Permissive/Surveillance Parenting and "Neuro-trash"
Modern parenting styles are a significant contributor to the problem.
- Lack of Independence: While traditional permissive parenting (anything goes) had its flaws, it at least offered children genuine independence. Modern "surveillance parenting" combines emotional affirmation with a lack of rules, punishment, or genuine independence, leading to worse outcomes. Children are given trivial choices but denied the opportunities to develop abilities through facing hard things independently. Parents need to remain in charge, even while being gentle, rather than letting children dictate family dynamics.
- "Neuro-trash": Parents are often misled by claims from the mental health establishment that assert a need to understand complex neurological concepts like the amygdala to raise children effectively. These claims are often based on crude understandings of the brain and misapplication of research, such as extrapolating findings from combat veterans with PTSD to children experiencing ordinary distress like teasing.
Over-medication of Young People
Children and young people are extensively over-medicated, a trend different from adults choosing medication. The approval of strong antidepressants like Lexapro for seven-year-olds is cited as an example. Many young people are on multiple psychotropic drugs, often prescribed by pediatricians.
- Dangers to Development: Medication can interfere with a young person's ability to develop emotional resilience and musculature, preventing them from experiencing and learning to navigate difficult feelings.

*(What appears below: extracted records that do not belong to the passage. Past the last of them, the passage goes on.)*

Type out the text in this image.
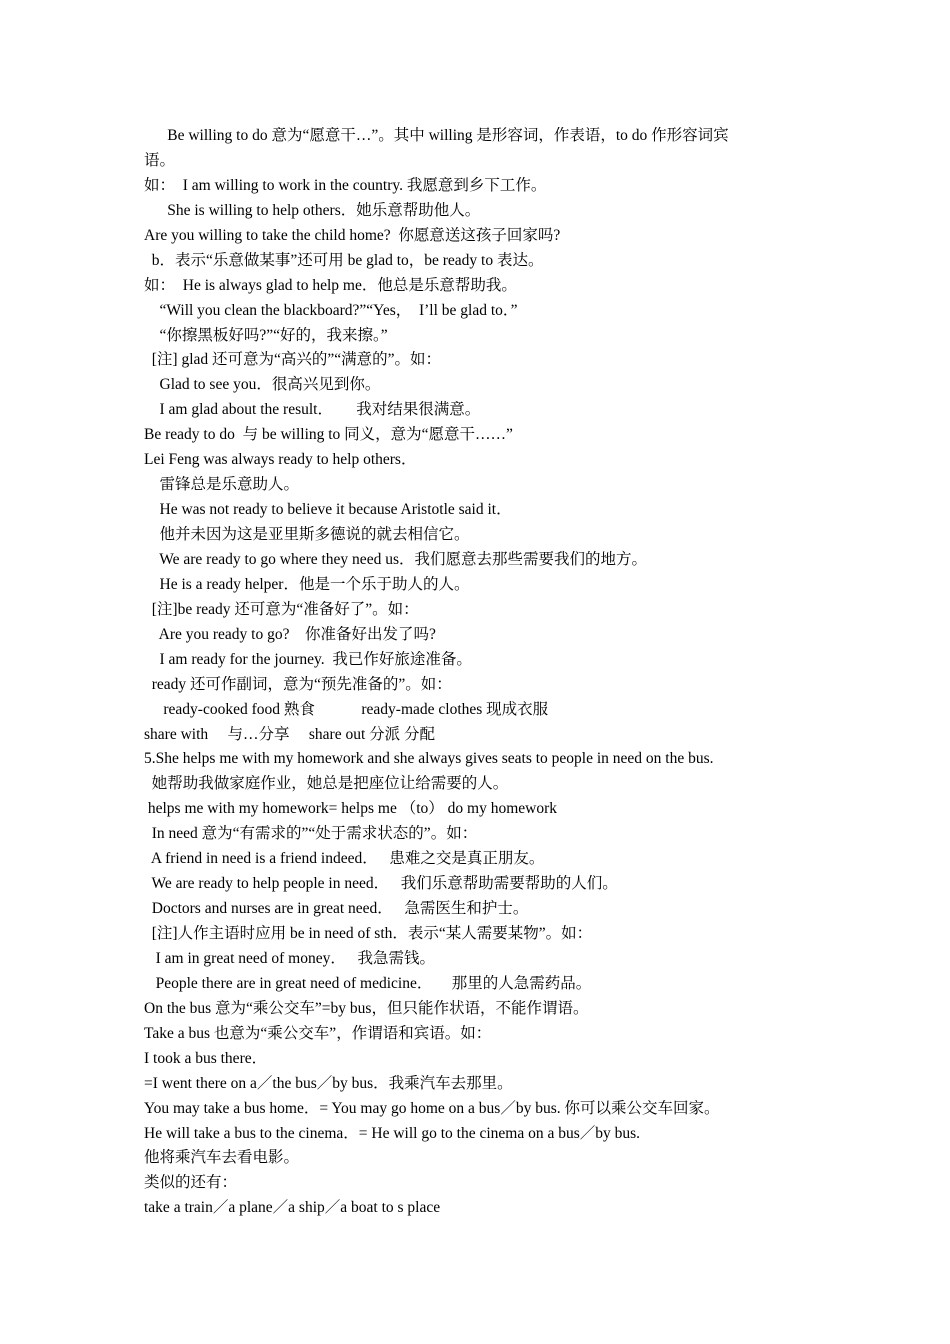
Be willing to do 意为“愿意干…”。其中 willing 是形容词，作表语，to do 作形容词宾
语。
如：  I am willing to work in the country. 我愿意到乡下工作。
She is willing to help others．她乐意帮助他人。
Are you willing to take the child home?  你愿意送这孩子回家吗?
b．表示“乐意做某事”还可用 be glad to，be ready to 表达。
如：  He is always glad to help me．他总是乐意帮助我。
“Will you clean the blackboard?”“Yes，  I’ll be glad to．”
“你擦黑板好吗?”“好的，我来擦。”
[注] glad 还可意为“高兴的”“满意的”。如：
Glad to see you．很高兴见到你。
I am glad about the result．      我对结果很满意。
Be ready to do  与 be willing to 同义，意为“愿意干……”
Lei Feng was always ready to help others．
雷锋总是乐意助人。
He was not ready to believe it because Aristotle said it．
他并未因为这是亚里斯多德说的就去相信它。
We are ready to go where they need us．我们愿意去那些需要我们的地方。
He is a ready helper．他是一个乐于助人的人。
[注]be ready 还可意为“准备好了”。如：
Are you ready to go?    你准备好出发了吗?
I am ready for the journey.  我已作好旅途准备。
ready 还可作副词，意为“预先准备的”。如：
ready-cooked food 熟食            ready-made clothes 现成衣服
share with     与…分享     share out 分派 分配
5.She helps me with my homework and she always gives seats to people in need on the bus.
她帮助我做家庭作业，她总是把座位让给需要的人。
helps me with my homework= helps me （to） do my homework
In need 意为“有需求的”“处于需求状态的”。如：
A friend in need is a friend indeed．   患难之交是真正朋友。
We are ready to help people in need．   我们乐意帮助需要帮助的人们。
Doctors and nurses are in great need．   急需医生和护士。
[注]人作主语时应用 be in need of sth．表示“某人需要某物”。如：
I am in great need of money．   我急需钱。
People there are in great need of medicine．     那里的人急需药品。
On the bus 意为“乘公交车”=by bus，但只能作状语，不能作谓语。
Take a bus 也意为“乘公交车”，作谓语和宾语。如：
I took a bus there．
=I went there on a／the bus／by bus．我乘汽车去那里。
You may take a bus home．= You may go home on a bus／by bus. 你可以乘公交车回家。
He will take a bus to the cinema．= He will go to the cinema on a bus／by bus.
他将乘汽车去看电影。
类似的还有：
take a train／a plane／a ship／a boat to s place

- Impact on Intimacy and Agency: Interfering with a young person's sex drive through medication can hinder their ability to form intimate relationships, potentially permanently, as sex drive is linked to the drive for close connections. Furthermore, a teenager who starts medication early may never learn if they can handle life's challenges without pharmacological support, undermining their self-belief and capacity.
Climate Anxiety and Externalised Locus of Control
Climate anxiety in young people is largely not an organic problem but is induced by adults and "climate therapists" who present climate change in an overly terrifying manner. This often involves omitting positive environmental trends or exaggerating negative ones, which is described as "lying". This rhetoric contributes to an externalised locus of control, where young people believe they have little agency over their future and are at the mercy of uncontrollable forces. This belief in being "unwell" or "sick" further limits their perceived capacity to face life's challenges.